Geometrien der Heimatlosigkeit

27. September 2012

Das Analog Theater bringt „hamlet ist tot“ auf die Bühne – Theater am Rhein 10/12

Die großen Helden wie Hamlet sind ebenso tot wie das klassische Erzähltheater oder wie Hannes, Protagonist in „hamlet ist tot. keine schwerkraft“. Ein außerordentliches Familiendrama zwischen Inzest-, Religions-, und Gesellschaftsgeschichte, das schon nach seiner Wiener Uraufführung vor fünf Jahren eine beachtliche Karriere hinlegte, Einladung zum Mülheimer „Stücke“-Festival inbegriffen. Autor ist der österreichische Dramatiker Ewald Palmetshofer, der in seinen Texten das Elliptische zum Stilprinzip erhebt. Die Sätze winden sich in endlosen Wortstrudeln bis plötzlich daraus ein Stichwort herausschießt, das den Plot wieder vorantreibt. In diese artifizielle Sprachumlaufbahn begibt sich der Regisseur Daniel Schüßler nun zum zweiten Mal. Mit seiner Theatergruppe „Analog“ inszenierte er vor zwei Jahren „Wohnen.Unter.Glas“. Nun geht es in der Studiobühne wieder um Träume, die längst begraben sind.

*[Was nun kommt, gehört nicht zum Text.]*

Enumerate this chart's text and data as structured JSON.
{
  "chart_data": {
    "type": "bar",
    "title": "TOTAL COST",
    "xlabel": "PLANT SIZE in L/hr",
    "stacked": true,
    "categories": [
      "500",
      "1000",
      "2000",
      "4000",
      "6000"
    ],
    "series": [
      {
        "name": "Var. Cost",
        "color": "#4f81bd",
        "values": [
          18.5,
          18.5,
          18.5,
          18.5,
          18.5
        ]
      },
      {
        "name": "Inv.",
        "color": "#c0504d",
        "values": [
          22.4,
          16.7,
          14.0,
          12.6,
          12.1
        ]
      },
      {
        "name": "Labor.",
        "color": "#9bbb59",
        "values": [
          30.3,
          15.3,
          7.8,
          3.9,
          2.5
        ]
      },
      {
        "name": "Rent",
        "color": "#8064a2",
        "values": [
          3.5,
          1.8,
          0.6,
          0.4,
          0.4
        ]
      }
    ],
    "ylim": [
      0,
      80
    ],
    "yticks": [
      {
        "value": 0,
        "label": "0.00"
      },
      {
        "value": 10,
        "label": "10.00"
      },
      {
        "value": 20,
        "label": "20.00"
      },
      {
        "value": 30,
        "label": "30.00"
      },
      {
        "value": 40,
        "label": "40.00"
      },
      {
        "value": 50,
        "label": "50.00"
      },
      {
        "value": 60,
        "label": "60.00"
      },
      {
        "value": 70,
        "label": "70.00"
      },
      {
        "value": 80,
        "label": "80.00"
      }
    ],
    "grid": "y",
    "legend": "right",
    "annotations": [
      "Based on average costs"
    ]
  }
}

Wieder knüpft Palmetshofer den Schicksalsknoten um seine Figuren und zieht ihn fest zu. Alle sechs treten auf der Stelle, was auf der Bühne in Monologen betrieben wird, bis sich die Sätze selbst auskotzen. Dafür wird der ohnehin vage Plot immer wieder aufgebrochen. Eigentlich sind alle wegen Hannes’ Beerdigung gekommen. Aber was soll’s? Der Himmel ist leer. Das Naturgesetz ein lyrischer Witz. Das Nichtsein der Alltag. Daniel Schüßler hat hier eine Utopie des Scheiterns inszeniert. Seine dynamische Körper- und Bildsprache fängt die Geometrien der metaphysischen Heimatlosigkeit der Figuren und ihren Wahnwitz der Verzweiflung gekonnt ein. Er kultiviert eine Art Prototyp des zeitgenössischen Menschen. Niemand findet Sinn – weder in Beziehungen, noch in der eigenen Geschichte. Es gibt ihn einfach auch nicht, weil es keine Erdung mehr gibt. Gott ist tot, und „der Himmel eine Maschine. Wenn Dir die Maschine eine Zahl gibt – dann rechnet man mit dir.“ Und trotzdem versuchen alle sie loszuwerden, die darüber entstandene „gottverdammte Befindlichkeitsscheiße“. Wie Dani, die ihre Geschichte des tragischen Verlassenwerdens in die Theorie der Unendlichkeit verpackt. Zwecklos. Es gibt hier keinen Punkt, an dem die Schwerkraft noch funktionieren würde. Es ist irgendwie nachvollziehbar, dass der Regisseur so eine Welt nicht retten möchte.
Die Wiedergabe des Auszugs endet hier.